Wage growth is slowing from 2019, a sign there continues to be some slack in the job market despite the lowest unemployment rate in half a century. Average hourly earnings in December grew 2.9% from the prior year, the slowest rate of growth since summer 2018.

"A healthy jobs number, but lackluster wage growth is not news workers want to hear," Robert Frick, corporate economist at Navy Federal Credit Union, said in a note. "Given the labor market is tightening, that wages only grew at a 2.9% rate in the last year is another argument that something has fundamentally changed in the economy."
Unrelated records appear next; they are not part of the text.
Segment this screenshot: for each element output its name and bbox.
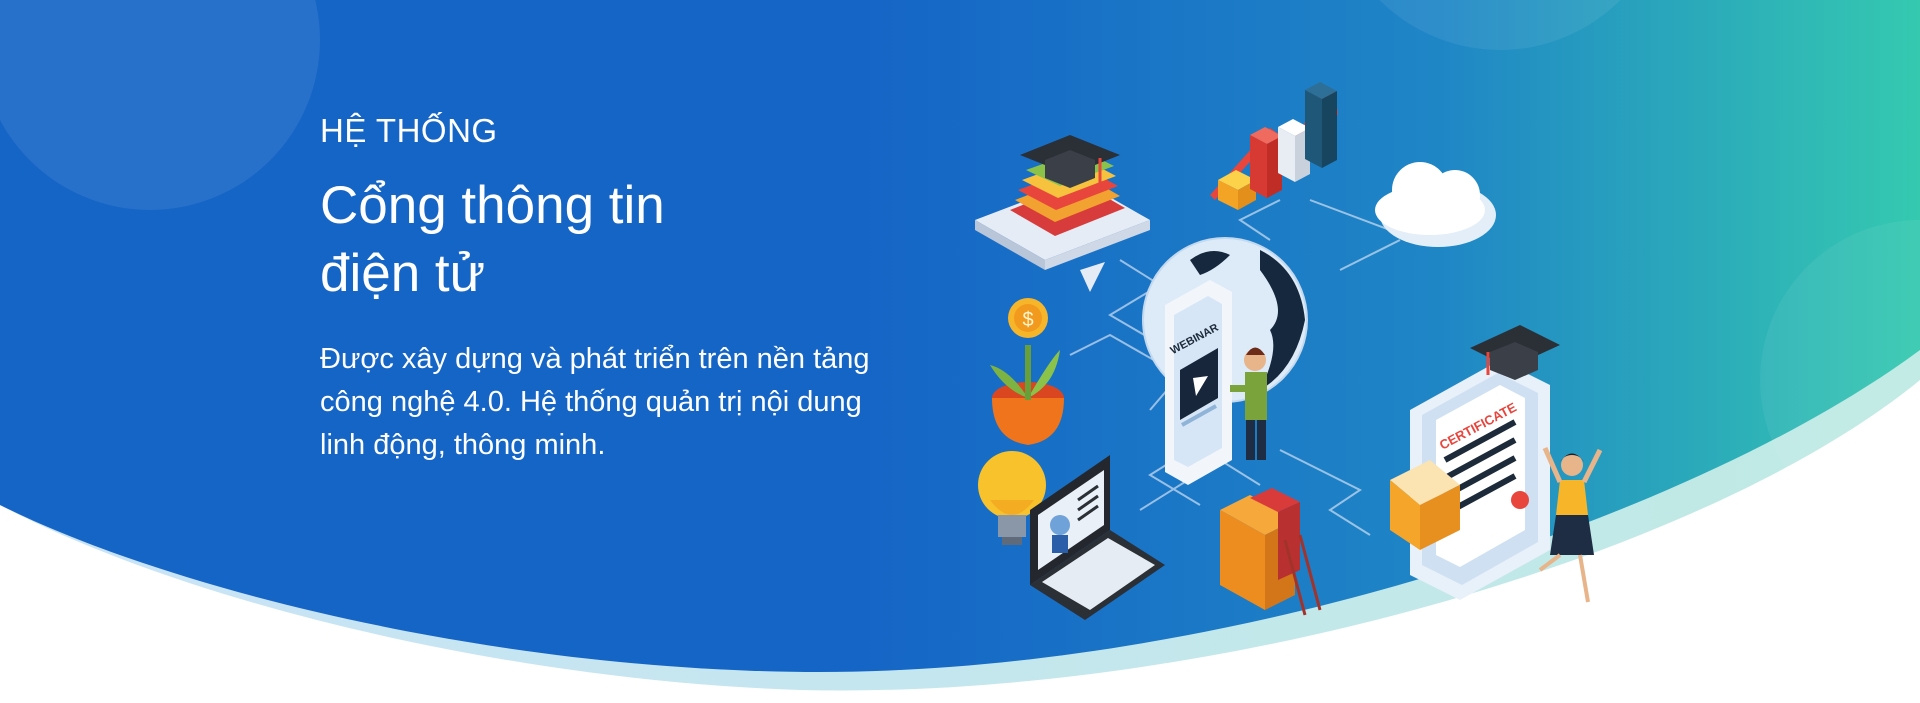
folders-icon — [1220, 488, 1322, 616]
books-tablet-icon — [975, 135, 1150, 292]
laptop-icon — [1030, 455, 1165, 620]
bar-chart-icon — [1210, 82, 1338, 210]
hero-description-line-3: linh động, thông minh. — [320, 429, 606, 461]
webinar-phone-icon: WEBINAR — [1165, 280, 1232, 485]
cloud-icon — [1375, 162, 1496, 247]
hero-eyebrow: HỆ THỐNG — [320, 112, 498, 149]
certificate-tablet-icon: CERTIFICATE — [1390, 325, 1560, 600]
hero-description-line-1: Được xây dựng và phát triển trên nền tản… — [320, 343, 870, 375]
hero-text: HỆ THỐNG Cổng thông tin điện tử Được xây… — [320, 112, 940, 467]
hero-title-line-2: điện tử — [320, 244, 486, 303]
hero-description: Được xây dựng và phát triển trên nền tản… — [320, 338, 940, 467]
hero-banner: HỆ THỐNG Cổng thông tin điện tử Được xây… — [0, 0, 1920, 703]
svg-text:$: $ — [1022, 309, 1033, 331]
hero-title-line-1: Cổng thông tin — [320, 176, 665, 235]
hero-description-line-2: công nghệ 4.0. Hệ thống quản trị nội dun… — [320, 386, 862, 418]
money-plant-icon: $ — [990, 298, 1064, 445]
hero-title: Cổng thông tin điện tử — [320, 172, 940, 308]
e-learning-illustration: $ WEBINAR CERTIFICATE — [975, 82, 1603, 620]
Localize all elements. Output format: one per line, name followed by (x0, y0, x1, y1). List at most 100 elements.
Added Andrew Chamberlain, chief economist at Glassdoor: "Today's report was a microcosm of the whole decade of the 2010s. Middle-of-the road job gains and disappointing pay growth has been the story for a long time."

Relying on consumers

Goods-producing sectors had a subdued month, capping off a year in which they were whipsawed by trade war concerns. Manufacturing fell by a modest 12,000 jobs in December, but eked out a gain of 46,000 jobs over the year.

"It's not a manufacturing recession as much as a manufacturing slowdown," said Julia Pollak, labor economist at ZipRecruiter. 

However, since manufacturers account for a shrinking share of the broader job market and only some 12% of U.S. economic activity, trouble in that sector wouldn't have an outsize effect on overall job-creation, she added.

Instead, consumer spending has kept the economy expanding steadily. Professional and business services and the leisure sector drove much of the past year's job gains, each contributing about 390,000 new jobs. Meanwhile, as shopping keeps moving online, job growth in transportation and warehousing has been double the job losses in the retail sector, according to ZipRecruiter data.

"Consumer spending has remained strong, largely because household balance sheets are looking very good," Pollak said. "These steady engines of economic growth just kept on chugging."